Department of Medicine, Staten Island University Hospital, Staten Island, New York.
Department of Hematology-Oncology, Faculty of Medicine, Saint Joseph University, Beirut, Lebanon.
Curr Probl Cancer. 2022 Jun;46(3):100859. doi: 10.1016/j.currproblcancer.2022.100859. Epub 2022 Mar 28.
CDK 4/6 inhibitors have been yielding propitious results when with hormone therapy in the management of Her2-negative and hormone-receptor (HR)-positive metastatic breast cancer, palbociclib being one of the first molecules investigated in this setting. However, the response to CDK4/6 inhibitors is variable. To identify predictive and prognostic factors of response to this therapeutic regimen. Eligible patients were females with HR+ and Her2- advanced breast cancer, receiving Palbociclib in combination with Letrozole. PFS was the primary endpoint in the evaluation of response to treatment. This survival was then further segregated according to various characteristics: histological (type, grade, hormone receptors), metastatic site, line of treatment, response type at initial assessment, and best response achieved. The data was then processed by two statistical analysis models: Kaplan-Meier and univariate preceding multivariate Cox proportional risks. Sixty patients were included and followed for a median follow-up duration of 15.98 months. PFS recorded a median of 19.07 months (95% CI=15.43-22.71). PFS had a median of 12.99 months in the absence of progesterone receptors (vs 20.05 months in the case of positive estrogen and progesterone receptors; P = 0.046), a median of 13.02 months in the presence of liver metastases (vs 22.98 months in the absence of liver metastases; P = 0.007), and 15.94 months in the case of second-line and beyond (vs 22.98 months in the case of first-line; P = 0.033). Regarding the Hazard Ratio of progression, we note age (HR 0.941; P = 0.019), liver metastases (HR 2.751; P = 0.051), response at initial evaluation (HR<1; P < 0.001) and best response (HR<1; P = 0.003). PFS reached similar figures to those of international studies. The absence of progesterone receptors, presence of liver metastases, and use as second-line or beyond are associated with a reduced median PFS. One year age increase (protective factor), liver metastases (risk factor), response at initial evaluation, and best response achieved are identified as the most predictive factors of the response to this treatment regimen and of the progression risk.

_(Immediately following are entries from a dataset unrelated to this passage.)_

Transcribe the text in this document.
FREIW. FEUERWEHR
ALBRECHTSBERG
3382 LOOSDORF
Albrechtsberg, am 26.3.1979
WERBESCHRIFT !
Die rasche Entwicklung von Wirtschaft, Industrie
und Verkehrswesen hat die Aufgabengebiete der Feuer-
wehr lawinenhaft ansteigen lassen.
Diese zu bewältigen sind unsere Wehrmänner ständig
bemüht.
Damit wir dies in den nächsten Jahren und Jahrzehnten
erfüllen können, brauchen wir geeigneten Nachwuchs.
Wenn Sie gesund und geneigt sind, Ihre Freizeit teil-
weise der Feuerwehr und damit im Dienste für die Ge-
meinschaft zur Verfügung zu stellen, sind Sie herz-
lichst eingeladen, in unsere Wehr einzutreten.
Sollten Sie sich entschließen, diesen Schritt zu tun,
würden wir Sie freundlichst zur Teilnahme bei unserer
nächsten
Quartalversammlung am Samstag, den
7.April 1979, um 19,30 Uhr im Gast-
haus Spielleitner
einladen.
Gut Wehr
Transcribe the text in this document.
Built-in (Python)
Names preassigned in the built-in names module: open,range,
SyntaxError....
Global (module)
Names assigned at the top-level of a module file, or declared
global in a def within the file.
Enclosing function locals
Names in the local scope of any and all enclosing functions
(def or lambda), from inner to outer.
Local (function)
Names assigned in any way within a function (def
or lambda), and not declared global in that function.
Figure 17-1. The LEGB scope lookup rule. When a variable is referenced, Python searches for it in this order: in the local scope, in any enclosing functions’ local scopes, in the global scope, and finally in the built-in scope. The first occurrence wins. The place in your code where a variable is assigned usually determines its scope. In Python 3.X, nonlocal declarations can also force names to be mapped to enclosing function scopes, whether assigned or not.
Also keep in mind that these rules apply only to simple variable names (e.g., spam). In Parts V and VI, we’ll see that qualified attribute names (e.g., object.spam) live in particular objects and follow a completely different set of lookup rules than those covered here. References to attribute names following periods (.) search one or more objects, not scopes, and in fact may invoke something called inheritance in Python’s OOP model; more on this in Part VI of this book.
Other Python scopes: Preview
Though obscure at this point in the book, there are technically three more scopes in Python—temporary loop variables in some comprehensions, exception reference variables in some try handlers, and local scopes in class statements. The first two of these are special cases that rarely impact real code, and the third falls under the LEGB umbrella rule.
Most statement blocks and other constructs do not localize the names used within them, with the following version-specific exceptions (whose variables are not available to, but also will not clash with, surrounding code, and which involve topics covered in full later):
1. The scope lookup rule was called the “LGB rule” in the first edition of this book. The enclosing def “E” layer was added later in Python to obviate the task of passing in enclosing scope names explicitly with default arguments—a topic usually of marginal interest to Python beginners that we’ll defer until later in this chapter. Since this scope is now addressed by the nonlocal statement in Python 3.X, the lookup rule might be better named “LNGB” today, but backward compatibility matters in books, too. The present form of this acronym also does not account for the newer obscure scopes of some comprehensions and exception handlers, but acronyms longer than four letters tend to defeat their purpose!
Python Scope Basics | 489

CDK4/6 抑制剂与激素治疗联合用于管理 Her2 阴性和激素受体(HR)阳性转移性乳腺癌时取得了良好的效果,帕博西尼是该治疗方案中最早研究的分子之一。然而,对 CDK4/6 抑制剂的反应是可变的。为了确定对这种治疗方案的反应的预测和预后因素。符合条件的患者为接受来曲唑联合帕博西尼治疗的 HR+和 Her2-晚期乳腺癌女性。无孕激素受体患者的 PFS 中位数为 12.99 个月(vs 阳性雌激素和孕激素受体患者的 20.05 个月;P=0.046),存在肝转移患者的 PFS 中位数为 13.02 个月(vs 无肝转移患者的 22.98 个月;P=0.007),二线及以上患者的 PFS 中位数为 15.94 个月(vs 一线患者的 22.98 个月;P=0.033)。
关于进展的危险比,我们注意到年龄(HR 0.941;P=0.019)、肝转移(HR 2.751;P=0.051)、初始评估时的反应(HR<1;P < 0.001)和最佳反应(HR<1;P=0.003)。PFS 达到了与国际研究相似的水平。无孕激素受体、存在肝转移以及作为二线或以上治疗的患者的中位 PFS 降低。年龄增加一年(保护因素)、肝转移(危险因素)、初始评估时的反应和最佳反应是对该治疗方案的反应和进展风险的最具预测性的因素。